COUP DE COEUR FICTION LITTERAIRE

Simple

Auteur : Julie Esteve

★★★


Simple. Idiot. Baoul. Mongol.


« Je sais bien comment ils m’appellent, y a tellement de mots sales dans la langue en français pour causer de moi ! Un jour, j’ai dressé une liste dans mon cahier et j’en suis pas revenu de tous les mots possibles, je les ai criés comme un taré, les uns après les autres, et les mots y z’étaient devenus les balles d’un fusil, ça m’a brûlé la peau, j’ai gardé ma liste ! »

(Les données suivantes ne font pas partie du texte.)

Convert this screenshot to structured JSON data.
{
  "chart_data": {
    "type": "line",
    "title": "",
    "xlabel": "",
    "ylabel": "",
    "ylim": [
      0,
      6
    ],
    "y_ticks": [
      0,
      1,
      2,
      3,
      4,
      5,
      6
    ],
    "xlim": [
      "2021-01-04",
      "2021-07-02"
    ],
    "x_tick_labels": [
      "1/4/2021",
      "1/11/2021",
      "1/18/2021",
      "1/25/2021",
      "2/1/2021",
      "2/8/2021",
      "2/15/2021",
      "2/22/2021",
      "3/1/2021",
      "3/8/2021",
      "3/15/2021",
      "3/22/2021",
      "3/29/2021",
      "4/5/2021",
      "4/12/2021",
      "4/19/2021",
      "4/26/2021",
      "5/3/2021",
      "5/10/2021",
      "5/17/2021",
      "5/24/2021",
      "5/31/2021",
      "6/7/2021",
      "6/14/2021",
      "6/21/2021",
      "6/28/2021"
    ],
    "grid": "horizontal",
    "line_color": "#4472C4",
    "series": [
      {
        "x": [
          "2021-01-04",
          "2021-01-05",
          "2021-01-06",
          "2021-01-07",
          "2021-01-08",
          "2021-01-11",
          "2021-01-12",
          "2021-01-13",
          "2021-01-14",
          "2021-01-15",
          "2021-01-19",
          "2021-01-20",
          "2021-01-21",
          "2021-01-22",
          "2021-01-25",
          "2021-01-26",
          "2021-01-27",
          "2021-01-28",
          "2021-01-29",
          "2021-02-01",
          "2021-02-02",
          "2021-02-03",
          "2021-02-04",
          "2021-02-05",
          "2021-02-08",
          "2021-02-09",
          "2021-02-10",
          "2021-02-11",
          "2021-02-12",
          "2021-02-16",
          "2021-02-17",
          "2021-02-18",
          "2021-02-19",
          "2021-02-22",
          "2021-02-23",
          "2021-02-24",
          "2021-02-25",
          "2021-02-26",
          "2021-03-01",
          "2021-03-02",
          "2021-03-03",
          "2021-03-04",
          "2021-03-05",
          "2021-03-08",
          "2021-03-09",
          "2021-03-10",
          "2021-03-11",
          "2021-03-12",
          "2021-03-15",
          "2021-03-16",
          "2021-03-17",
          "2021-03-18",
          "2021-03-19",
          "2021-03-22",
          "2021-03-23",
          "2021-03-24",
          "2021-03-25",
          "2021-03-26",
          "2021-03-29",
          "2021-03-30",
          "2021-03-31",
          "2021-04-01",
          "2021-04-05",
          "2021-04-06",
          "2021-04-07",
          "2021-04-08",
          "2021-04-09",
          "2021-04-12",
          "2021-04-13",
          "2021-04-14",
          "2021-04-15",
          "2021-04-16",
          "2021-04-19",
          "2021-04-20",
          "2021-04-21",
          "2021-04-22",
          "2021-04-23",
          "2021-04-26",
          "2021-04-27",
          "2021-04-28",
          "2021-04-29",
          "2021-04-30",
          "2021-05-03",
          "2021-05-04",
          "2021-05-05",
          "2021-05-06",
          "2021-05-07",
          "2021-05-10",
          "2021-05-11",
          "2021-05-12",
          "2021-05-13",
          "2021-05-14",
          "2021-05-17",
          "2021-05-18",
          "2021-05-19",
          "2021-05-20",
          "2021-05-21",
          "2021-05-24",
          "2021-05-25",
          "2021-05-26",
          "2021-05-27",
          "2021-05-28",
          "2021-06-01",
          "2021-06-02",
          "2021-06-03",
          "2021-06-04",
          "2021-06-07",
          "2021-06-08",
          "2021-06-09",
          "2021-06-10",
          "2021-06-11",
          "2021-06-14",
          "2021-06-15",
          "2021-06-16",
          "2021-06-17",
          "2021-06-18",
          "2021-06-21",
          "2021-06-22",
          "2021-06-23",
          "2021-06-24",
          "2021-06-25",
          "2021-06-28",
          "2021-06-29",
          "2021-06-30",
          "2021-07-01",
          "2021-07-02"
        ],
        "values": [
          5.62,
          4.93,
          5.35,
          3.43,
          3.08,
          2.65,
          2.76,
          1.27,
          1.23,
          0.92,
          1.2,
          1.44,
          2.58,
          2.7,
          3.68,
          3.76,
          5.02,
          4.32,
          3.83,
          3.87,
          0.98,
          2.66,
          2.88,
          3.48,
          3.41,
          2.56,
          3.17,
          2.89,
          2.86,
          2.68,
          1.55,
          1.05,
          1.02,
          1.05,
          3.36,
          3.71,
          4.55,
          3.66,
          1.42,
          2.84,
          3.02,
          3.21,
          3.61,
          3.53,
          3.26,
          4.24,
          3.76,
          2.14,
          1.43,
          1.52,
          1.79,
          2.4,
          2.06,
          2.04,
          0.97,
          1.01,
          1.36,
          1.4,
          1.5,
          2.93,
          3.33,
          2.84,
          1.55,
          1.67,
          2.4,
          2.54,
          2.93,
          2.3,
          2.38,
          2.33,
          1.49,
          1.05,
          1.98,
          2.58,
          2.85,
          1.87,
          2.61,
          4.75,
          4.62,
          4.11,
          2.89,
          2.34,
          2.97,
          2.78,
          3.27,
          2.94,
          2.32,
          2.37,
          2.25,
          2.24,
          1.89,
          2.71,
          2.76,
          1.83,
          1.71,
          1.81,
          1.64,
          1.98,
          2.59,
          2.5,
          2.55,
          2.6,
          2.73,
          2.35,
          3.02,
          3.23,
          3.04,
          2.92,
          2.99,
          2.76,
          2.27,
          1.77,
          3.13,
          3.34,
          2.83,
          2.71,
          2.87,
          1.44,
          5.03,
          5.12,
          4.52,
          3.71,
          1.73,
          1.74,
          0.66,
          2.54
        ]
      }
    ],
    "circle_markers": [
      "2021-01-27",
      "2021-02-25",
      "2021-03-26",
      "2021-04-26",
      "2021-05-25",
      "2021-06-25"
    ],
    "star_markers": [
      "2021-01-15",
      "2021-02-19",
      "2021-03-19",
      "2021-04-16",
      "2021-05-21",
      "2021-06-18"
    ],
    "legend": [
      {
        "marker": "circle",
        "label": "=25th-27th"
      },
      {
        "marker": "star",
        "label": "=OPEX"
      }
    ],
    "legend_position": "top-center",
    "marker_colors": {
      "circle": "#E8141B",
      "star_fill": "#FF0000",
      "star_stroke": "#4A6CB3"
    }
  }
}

Il était une fois Antoine Orsini : un jeune homme un peu simple d’esprit. Tellement touchant. Tendrement attachant.

Dans ce roman, ce n’est pas Julie Esteve qui écrit. C’est Antoine qui raconte. Antoine qui – avec son innocence – fait le récit de sa vie. Et, quel cruel récit de vie !Dernier né d’une fratrie de trois enfants, la naissance d’Antoine est marquée par le deuil. Celui de sa mère morte en couche.
Une mort que son père ne lui pardonnera jamais, à lui, « le chien ».

Rejeté par tous – y compris par les siens – Antoine survit dans son petit village corse situé au cœur du maquis. Un village où la différence fait peur. Isole. N’est pas appréciée.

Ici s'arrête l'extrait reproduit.